Page 1 of 1
Needing Enhanced PDF compare/duplicate finding
Posted: Thu Mar 22, 2018 4:38 pm
by Zardoz2293
I can take a PDF file duplicate it and make a single change and DC v4.1.0 will never find the "similar content" even if it's 99.99999% identical. I have thousands of these cases.
Re: Needing Enhanced PDF compare/duplicate finding
Posted: Thu Mar 22, 2018 11:43 pm
by therube
Unable to confirm.
I took a PDF, edited it replacing the 3-bytes, as shown.
Duplicate Cleaner, at its' default of 90% similarity, showed the files (original, edited copy, & a .bak of the edited copy that my editor made) all as "duplicates".
Ensure that you don't have some other setting that is causing the compare to fail?
(I am surprised that DC does not list a similarity "%", which would point out "exact duplicates" vs "similar duplicates.

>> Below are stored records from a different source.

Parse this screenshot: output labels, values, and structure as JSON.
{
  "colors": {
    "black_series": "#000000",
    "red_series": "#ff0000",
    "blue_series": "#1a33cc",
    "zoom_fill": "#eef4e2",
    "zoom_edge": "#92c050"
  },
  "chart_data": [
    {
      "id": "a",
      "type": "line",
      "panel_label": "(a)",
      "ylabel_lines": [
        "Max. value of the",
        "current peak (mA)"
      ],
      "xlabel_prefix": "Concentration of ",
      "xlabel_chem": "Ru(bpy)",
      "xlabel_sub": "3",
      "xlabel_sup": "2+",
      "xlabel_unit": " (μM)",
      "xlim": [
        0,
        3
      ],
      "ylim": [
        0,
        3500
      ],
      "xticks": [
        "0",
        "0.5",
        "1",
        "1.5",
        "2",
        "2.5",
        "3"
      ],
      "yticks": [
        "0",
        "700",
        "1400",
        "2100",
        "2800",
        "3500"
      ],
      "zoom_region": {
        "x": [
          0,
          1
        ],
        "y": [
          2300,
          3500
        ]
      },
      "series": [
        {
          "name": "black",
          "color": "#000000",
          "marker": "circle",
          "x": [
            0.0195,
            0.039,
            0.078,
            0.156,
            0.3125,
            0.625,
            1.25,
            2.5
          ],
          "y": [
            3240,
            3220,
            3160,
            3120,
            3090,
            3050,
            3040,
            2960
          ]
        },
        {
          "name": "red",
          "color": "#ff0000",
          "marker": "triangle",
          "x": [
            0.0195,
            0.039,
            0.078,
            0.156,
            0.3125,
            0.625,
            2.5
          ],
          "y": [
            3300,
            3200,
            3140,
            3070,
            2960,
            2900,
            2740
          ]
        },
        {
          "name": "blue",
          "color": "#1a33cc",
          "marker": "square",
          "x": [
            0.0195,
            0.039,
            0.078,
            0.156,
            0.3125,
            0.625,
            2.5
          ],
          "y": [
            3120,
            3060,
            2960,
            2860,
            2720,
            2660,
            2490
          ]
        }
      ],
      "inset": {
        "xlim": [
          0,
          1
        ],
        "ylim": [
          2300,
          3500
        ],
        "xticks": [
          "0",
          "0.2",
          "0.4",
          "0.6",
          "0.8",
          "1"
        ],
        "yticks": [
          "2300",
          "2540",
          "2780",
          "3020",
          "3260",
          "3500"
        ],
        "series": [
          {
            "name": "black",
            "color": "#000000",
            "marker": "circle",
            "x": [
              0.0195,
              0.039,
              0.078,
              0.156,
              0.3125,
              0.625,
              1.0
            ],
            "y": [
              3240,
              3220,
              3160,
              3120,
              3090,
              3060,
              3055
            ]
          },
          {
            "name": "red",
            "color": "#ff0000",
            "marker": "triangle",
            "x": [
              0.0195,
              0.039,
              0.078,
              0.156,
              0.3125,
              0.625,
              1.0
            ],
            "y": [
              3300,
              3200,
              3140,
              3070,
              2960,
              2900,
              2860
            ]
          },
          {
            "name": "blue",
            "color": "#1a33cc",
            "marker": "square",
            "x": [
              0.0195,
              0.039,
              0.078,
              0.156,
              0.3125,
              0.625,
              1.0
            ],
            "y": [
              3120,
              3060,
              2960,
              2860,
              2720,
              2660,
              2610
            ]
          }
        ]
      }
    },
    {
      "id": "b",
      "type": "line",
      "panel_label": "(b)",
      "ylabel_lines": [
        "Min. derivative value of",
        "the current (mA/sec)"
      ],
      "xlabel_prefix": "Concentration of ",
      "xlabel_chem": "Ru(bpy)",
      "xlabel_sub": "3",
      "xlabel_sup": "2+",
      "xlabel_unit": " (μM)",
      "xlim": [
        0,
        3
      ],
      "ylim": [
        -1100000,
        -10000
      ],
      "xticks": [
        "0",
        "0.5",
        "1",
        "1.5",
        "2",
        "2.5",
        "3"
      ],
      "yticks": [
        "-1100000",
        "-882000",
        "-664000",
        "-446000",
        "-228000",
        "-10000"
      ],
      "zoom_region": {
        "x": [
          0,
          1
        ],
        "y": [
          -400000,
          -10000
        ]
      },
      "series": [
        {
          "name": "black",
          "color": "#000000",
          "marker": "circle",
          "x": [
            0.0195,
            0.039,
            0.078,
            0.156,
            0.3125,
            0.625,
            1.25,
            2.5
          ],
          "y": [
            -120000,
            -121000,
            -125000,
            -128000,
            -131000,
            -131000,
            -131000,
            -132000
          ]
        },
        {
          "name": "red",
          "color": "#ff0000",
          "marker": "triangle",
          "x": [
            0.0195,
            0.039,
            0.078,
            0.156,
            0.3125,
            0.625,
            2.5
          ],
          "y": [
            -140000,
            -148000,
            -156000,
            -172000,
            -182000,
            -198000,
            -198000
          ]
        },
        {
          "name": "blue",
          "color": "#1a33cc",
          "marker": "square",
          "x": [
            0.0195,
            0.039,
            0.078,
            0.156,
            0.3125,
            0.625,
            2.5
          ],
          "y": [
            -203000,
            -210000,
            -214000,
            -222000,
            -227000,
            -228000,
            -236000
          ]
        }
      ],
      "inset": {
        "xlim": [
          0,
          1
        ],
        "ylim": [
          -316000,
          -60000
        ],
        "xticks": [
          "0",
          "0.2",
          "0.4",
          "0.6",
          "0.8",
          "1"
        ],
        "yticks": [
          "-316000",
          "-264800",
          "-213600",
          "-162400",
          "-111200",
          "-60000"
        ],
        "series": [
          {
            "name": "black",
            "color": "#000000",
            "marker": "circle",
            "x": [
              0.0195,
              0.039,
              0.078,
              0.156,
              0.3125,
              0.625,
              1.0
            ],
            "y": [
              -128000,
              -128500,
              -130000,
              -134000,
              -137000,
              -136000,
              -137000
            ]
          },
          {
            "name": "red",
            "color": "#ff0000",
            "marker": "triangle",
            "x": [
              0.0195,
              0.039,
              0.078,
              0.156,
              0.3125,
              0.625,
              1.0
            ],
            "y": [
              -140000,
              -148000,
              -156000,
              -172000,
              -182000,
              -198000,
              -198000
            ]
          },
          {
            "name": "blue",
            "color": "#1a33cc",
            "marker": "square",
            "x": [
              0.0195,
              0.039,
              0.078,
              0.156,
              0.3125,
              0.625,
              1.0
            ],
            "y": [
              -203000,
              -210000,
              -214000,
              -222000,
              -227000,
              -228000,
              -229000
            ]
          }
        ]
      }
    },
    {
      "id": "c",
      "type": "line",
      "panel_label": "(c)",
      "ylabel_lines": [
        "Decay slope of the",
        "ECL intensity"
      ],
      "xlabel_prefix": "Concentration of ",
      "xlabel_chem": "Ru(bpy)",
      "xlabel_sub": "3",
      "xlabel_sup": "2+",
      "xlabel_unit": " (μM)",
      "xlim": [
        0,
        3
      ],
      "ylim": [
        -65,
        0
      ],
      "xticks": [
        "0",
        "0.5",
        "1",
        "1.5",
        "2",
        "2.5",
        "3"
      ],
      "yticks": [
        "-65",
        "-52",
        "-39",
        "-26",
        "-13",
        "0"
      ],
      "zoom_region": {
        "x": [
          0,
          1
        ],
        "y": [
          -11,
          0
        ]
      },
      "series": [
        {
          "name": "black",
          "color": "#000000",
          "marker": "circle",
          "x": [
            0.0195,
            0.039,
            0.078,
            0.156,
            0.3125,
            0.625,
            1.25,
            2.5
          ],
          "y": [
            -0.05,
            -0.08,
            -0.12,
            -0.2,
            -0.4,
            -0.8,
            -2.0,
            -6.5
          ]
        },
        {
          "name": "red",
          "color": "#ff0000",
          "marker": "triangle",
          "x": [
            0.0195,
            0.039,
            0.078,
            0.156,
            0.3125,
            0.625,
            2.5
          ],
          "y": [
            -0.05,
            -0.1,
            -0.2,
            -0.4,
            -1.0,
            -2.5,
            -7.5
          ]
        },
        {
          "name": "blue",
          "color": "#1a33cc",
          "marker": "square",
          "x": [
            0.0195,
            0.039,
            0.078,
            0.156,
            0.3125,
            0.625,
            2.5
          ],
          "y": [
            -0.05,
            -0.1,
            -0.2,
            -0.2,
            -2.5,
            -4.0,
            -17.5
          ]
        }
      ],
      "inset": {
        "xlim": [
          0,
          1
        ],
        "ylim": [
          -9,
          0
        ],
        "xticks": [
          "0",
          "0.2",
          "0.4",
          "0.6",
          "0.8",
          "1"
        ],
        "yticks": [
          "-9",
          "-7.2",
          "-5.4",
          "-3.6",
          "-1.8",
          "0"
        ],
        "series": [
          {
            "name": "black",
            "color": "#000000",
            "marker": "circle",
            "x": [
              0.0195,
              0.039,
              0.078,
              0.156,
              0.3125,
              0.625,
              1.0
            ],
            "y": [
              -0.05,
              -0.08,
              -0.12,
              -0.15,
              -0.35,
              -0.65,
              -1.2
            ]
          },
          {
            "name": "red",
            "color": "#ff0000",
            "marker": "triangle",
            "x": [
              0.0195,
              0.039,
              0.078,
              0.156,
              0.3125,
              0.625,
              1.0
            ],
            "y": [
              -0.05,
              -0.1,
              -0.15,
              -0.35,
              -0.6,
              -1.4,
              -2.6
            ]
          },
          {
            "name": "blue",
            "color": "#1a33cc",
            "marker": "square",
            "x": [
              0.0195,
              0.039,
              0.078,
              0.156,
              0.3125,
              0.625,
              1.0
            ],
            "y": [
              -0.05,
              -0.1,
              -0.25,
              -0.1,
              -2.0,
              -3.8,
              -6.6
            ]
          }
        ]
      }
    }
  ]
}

RFE.)
Edit: Looks like I've had that thought before, heh,
RFE: Similar Searches Should Display Similarity %.
Re: Needing Enhanced PDF compare/duplicate finding
Posted: Fri Mar 23, 2018 9:49 am
by DigitalVolcano
It's possible that small changes to a PDF can impact a lot on the file, as it is a binary format, which is why the search isn't picking it up.
Enhanced PDF reading is on the wish list.